I turned over to sob into my pillow, and moments later, one of the nurses came in and started rubbing my back. I assumed she must have heard my sobs, and laid there without resistance while she rubbed my back. I’m not sure how long she did so, but finally, I turned over to thank her, but there was no one there. Call it a hallucination that was part of withdrawal, call it a spiritual experience, but to me, that was a wake-up call.
I would love to say that I got released from that psych ward, and walked into the rooms of recovery, but that would be untrue. The day I got released, I went to the store and bought a bottle. When that bottle was empty, though, I had enough clarity to realize that I needed help or I was going to die, so I checked myself in to a local treatment center, and this time, it was for real. That was September 4, 2012. I spent my 24th birthday there, and was inpatient for a total of 22 days. It was in that treatment center that I got introduced to NA, and my first sponsor. I was willing to try anything at that point, so I started taking suggestions that were given to me. I started reading the literature, working steps, attending and participating in meetings, and talking to my sponsor every day. I actually remained accountable!
When I got released from treatment, I begged them to please keep me inpatient for longer. I had nowhere to live, no friends, no money, no job, and no car, and I had no idea how I would stay clean outside the safety of rehab. The day I was released, someone stopped in and told me she had a sober house and would let me stay there for a week for free until I could figure things out. I went straight from treatment to the sober house, and straight from that sober house to as many meetings as I could get to each day. That week, I found a job where they didn’t do background checks, and started working in a little office on the east end of town. For the next year, my life was work, meetings, sleep, repeat. I stuck close to the program, and worked hard at rebuilding relationships with family and cleaning the wreckage I had left in my path of using.
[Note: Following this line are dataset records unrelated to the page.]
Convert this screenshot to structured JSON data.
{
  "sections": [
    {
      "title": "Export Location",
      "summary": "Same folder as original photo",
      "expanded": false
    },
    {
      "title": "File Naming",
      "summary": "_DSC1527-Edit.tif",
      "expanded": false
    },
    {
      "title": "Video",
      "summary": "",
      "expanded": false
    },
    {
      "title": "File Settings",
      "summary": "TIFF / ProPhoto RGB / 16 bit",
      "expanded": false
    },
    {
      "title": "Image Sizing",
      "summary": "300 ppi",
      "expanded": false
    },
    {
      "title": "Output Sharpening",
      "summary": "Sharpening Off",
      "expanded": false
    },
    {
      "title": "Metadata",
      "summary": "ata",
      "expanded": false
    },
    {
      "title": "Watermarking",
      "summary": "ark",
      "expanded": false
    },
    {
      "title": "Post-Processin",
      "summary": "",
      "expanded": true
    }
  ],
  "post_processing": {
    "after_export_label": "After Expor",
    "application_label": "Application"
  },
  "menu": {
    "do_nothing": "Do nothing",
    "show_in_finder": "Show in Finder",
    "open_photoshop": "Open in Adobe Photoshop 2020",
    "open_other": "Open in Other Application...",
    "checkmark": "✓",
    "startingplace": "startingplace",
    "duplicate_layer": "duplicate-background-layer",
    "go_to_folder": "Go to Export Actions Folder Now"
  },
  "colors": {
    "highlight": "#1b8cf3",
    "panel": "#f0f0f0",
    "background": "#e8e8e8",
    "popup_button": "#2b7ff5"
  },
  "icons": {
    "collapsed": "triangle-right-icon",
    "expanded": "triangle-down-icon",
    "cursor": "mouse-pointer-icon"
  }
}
The day before I celebrated my 1 year anniversary, I started work at my current job, where I now travel, and am entrusted with leadership oversight. About 2 ½ years into my journey, I got into Crossfit at the urging of one of my brothers. I’m not an athletic person, but the idea of functional fitness with a supportive community, and just trying something totally different appealed to me, and it has proven to become an integral part of my continued recovery. Crossfit, like 12 step groups, has become another source of accountability, fellowship, and encouragement, and I have found a real sense of serenity in that.
I recently heard a quote that says:
“Courage is the commitment to begin something without any guarantee of any success.”
When I walked into the rooms of recovery, I had no clue if I would be able to maintain it, or if 12 step groups could keep an addict like me clean. But I knew that I didn’t want to die, and I was willing to try anything. Recovery never offered me financial stability, mended relationships, or a successful career (although I did gain all of those things as a result of being clean). What it did offer me was a chance to live, tools to deal with life in the moment, a support group that is present pretty much anywhere I go, and the opportunity to enjoy life in a way that is beyond anything I ever thought I wanted. Recovery gave me the freedom to be myself, and to learn that my past does not have to define who I am today. I am a career woman. I am an athlete. I am an addict in recovery. And I am proud of my journey. My name is Annie and my recovery date is 09/04/2012!